Aw, yes. We're about to spend an evening with several of his friends and colleagues. Many of them are very attractive and to be honest, I want to impress them. Correction: if I'm being honest, I want to walk into that room and feel desired by all the other men there. I want my husband to proud to say yep, she's with me. I want to feel like I'm a hard-to-come-by commodity. Does this make me shallow? Does it mean I don't love my husband? Absolutely not! I just want to feel wanted.
Do you ever feel like no one in the room wants you? I definitely have. When that happens, I feel like I'm a nobody and end up leaving the party feeling like I don't matter.

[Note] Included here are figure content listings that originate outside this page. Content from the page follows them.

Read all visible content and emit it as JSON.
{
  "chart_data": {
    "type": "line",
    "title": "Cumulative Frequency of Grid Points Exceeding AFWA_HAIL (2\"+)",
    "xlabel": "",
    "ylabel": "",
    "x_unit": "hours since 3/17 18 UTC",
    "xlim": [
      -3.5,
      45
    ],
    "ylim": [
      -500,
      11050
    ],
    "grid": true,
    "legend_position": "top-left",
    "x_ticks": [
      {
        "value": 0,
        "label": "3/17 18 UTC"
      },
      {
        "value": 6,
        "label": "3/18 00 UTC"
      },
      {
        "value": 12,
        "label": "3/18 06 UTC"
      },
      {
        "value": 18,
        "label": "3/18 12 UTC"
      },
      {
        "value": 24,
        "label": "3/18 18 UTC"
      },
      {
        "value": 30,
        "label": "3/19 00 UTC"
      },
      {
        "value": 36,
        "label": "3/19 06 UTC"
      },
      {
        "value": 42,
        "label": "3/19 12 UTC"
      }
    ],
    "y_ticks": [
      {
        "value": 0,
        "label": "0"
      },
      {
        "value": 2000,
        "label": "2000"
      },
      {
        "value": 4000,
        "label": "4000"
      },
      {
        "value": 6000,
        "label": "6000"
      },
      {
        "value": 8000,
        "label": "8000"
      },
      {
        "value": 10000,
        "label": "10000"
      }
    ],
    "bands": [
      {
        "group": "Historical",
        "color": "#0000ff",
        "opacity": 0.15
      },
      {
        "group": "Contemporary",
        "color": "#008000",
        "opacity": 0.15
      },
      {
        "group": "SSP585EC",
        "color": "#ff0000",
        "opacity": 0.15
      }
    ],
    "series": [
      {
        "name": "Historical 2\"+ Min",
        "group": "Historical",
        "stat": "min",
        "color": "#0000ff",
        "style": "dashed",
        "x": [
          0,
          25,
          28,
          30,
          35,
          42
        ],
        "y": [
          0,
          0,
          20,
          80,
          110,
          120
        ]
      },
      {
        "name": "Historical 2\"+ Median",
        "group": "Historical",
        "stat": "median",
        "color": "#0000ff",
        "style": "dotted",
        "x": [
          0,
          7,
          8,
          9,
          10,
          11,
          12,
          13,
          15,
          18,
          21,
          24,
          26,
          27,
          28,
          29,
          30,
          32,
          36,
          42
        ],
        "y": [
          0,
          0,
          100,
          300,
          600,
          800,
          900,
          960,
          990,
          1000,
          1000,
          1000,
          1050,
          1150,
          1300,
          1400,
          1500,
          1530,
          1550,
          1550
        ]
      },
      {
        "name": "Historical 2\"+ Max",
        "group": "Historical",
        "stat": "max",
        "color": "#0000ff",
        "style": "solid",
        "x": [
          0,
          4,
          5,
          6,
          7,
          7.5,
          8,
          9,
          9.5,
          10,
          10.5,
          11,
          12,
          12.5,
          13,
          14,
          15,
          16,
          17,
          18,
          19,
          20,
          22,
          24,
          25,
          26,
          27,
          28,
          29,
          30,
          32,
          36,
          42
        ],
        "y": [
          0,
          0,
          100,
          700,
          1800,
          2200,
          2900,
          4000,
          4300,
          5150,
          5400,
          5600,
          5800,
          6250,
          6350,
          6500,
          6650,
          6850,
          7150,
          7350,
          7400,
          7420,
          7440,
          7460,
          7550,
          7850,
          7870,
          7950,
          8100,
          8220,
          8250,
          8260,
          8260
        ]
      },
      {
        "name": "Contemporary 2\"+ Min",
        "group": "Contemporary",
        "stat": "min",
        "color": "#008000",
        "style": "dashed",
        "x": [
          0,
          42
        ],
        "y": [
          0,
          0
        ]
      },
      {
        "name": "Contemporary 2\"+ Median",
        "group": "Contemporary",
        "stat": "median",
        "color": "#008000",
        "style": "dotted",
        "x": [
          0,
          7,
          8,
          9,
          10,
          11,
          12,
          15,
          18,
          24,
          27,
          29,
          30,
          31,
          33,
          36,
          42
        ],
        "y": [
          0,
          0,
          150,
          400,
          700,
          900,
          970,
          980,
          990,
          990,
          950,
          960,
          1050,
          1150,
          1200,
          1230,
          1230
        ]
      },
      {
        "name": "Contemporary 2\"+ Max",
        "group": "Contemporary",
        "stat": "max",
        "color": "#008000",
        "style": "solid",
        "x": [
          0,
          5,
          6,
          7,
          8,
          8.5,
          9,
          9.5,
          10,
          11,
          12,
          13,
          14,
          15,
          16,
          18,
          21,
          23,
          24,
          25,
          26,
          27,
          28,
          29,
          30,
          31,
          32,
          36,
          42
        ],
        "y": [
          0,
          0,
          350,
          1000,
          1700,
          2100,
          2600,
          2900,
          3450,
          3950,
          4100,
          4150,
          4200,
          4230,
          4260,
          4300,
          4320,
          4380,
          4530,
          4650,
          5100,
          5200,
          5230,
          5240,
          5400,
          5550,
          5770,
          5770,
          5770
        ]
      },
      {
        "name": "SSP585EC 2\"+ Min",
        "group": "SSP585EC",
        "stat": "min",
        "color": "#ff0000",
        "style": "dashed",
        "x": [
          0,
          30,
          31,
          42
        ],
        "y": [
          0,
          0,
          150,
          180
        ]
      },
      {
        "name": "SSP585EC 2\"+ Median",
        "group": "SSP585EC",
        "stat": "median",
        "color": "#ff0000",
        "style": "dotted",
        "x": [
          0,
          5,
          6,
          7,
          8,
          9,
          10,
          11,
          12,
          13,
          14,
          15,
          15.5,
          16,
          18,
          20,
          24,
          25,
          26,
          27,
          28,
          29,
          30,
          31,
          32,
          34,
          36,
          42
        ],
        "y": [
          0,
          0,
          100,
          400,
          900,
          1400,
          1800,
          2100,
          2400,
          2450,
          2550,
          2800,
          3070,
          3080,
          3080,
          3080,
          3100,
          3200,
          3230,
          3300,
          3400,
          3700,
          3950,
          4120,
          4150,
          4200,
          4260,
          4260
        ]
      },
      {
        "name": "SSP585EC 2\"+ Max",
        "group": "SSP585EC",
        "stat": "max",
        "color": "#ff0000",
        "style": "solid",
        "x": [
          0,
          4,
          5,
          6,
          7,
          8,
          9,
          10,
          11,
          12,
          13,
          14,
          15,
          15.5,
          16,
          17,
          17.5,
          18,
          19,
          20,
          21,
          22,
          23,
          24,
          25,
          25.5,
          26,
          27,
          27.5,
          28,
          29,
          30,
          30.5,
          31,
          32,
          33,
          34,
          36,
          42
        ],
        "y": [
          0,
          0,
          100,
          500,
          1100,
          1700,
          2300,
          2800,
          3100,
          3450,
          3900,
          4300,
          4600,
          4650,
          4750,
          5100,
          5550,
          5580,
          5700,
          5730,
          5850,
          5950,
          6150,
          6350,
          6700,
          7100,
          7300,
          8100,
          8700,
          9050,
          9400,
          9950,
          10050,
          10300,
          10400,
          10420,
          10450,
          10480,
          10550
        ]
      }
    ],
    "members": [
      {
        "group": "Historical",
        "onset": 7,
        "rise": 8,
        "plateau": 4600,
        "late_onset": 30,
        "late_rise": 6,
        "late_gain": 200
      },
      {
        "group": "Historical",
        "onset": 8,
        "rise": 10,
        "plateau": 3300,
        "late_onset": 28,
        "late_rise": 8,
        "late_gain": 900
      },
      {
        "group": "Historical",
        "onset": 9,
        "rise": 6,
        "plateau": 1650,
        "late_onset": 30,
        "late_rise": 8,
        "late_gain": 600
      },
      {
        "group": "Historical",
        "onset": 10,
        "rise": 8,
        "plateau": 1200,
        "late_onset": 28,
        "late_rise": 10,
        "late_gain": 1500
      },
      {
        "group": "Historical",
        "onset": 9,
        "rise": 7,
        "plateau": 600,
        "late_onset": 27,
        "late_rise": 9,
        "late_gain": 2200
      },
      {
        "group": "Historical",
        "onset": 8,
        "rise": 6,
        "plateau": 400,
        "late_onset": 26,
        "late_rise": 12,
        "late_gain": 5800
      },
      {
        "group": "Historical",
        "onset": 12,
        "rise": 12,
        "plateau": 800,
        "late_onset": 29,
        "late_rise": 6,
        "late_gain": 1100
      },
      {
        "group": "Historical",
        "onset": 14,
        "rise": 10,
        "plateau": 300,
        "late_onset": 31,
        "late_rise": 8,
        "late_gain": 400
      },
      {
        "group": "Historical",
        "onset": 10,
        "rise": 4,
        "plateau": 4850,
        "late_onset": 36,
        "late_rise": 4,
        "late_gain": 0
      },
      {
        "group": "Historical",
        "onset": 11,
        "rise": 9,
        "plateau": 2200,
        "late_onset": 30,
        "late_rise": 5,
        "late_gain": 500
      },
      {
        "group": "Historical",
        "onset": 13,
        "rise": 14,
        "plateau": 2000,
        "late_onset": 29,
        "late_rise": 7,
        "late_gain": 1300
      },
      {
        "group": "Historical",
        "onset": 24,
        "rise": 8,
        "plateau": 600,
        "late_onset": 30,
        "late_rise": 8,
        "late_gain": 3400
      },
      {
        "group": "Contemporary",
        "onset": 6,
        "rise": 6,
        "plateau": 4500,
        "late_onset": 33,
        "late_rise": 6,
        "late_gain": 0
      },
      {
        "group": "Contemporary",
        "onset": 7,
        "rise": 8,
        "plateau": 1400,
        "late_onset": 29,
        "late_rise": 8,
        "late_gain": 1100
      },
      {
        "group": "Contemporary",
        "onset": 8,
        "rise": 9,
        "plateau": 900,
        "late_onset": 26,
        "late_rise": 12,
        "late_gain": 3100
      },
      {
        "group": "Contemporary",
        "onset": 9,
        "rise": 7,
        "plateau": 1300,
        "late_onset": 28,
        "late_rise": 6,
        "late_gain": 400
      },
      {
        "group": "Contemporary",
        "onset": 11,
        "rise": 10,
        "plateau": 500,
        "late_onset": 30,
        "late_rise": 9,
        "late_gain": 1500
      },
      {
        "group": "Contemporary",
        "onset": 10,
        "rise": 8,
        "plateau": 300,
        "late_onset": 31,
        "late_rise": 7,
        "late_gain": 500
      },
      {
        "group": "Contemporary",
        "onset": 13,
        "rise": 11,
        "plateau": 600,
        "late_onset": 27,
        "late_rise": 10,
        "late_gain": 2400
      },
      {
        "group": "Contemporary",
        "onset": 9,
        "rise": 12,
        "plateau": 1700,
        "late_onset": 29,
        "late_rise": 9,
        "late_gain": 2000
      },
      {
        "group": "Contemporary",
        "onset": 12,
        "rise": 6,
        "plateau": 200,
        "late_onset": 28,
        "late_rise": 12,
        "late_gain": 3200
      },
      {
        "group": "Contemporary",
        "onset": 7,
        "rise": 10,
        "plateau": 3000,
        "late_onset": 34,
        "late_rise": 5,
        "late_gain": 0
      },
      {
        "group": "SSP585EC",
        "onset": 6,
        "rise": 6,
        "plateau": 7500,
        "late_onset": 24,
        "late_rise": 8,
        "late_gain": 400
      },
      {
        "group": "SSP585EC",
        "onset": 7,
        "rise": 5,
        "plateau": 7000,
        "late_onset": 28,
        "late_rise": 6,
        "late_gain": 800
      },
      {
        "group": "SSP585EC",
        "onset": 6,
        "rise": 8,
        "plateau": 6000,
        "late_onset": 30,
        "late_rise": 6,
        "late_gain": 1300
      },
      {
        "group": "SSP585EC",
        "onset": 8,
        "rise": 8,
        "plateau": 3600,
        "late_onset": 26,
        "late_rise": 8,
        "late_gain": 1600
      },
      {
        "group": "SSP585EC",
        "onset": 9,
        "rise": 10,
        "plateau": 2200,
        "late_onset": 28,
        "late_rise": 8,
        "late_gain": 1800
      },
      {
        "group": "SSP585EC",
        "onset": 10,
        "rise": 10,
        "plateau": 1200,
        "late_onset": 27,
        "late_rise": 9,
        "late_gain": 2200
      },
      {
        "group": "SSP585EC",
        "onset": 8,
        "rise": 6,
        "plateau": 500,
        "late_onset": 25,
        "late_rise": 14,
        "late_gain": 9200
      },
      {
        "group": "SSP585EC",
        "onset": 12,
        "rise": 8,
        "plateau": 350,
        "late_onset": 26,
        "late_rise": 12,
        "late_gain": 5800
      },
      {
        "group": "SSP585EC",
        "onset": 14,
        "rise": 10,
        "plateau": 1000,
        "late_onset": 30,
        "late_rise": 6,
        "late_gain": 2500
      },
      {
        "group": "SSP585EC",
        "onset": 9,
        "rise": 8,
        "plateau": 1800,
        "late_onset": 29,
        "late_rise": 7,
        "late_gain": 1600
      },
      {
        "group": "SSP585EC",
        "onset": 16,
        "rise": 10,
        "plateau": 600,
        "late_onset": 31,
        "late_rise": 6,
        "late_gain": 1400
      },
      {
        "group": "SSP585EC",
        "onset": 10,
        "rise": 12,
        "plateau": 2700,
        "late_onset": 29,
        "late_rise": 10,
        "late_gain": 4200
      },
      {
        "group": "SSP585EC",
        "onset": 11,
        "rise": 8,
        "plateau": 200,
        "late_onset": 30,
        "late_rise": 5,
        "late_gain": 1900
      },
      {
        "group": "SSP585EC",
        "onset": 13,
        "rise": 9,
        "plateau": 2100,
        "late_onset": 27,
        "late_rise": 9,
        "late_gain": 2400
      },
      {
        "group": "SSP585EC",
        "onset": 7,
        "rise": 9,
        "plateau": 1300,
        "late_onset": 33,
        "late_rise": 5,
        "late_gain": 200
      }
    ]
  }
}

Even though I wasn't there cruising for a date, I still like to know that I matter, that I'm desired. That I'm wanted. But that seriously blows.
When I'm able to acknolwedge this truth, it starts to take the power out of the situation. When I realize that it shouldn't matter what one of my husband's friends thinks of me, I take control. I can't look to others to determine how I feel about me. I can't even look to my husband for my self-worth. I have to take an inventory of who I am, what I've got to offer, and who I was created to be. Owning this will make me confident and confidence is sexy. Who thinks it's sexy? Who cares! As long as you are the one you want to go home with at the end of the night, that's all that matters.
So, to answer the question, who wants me? I do.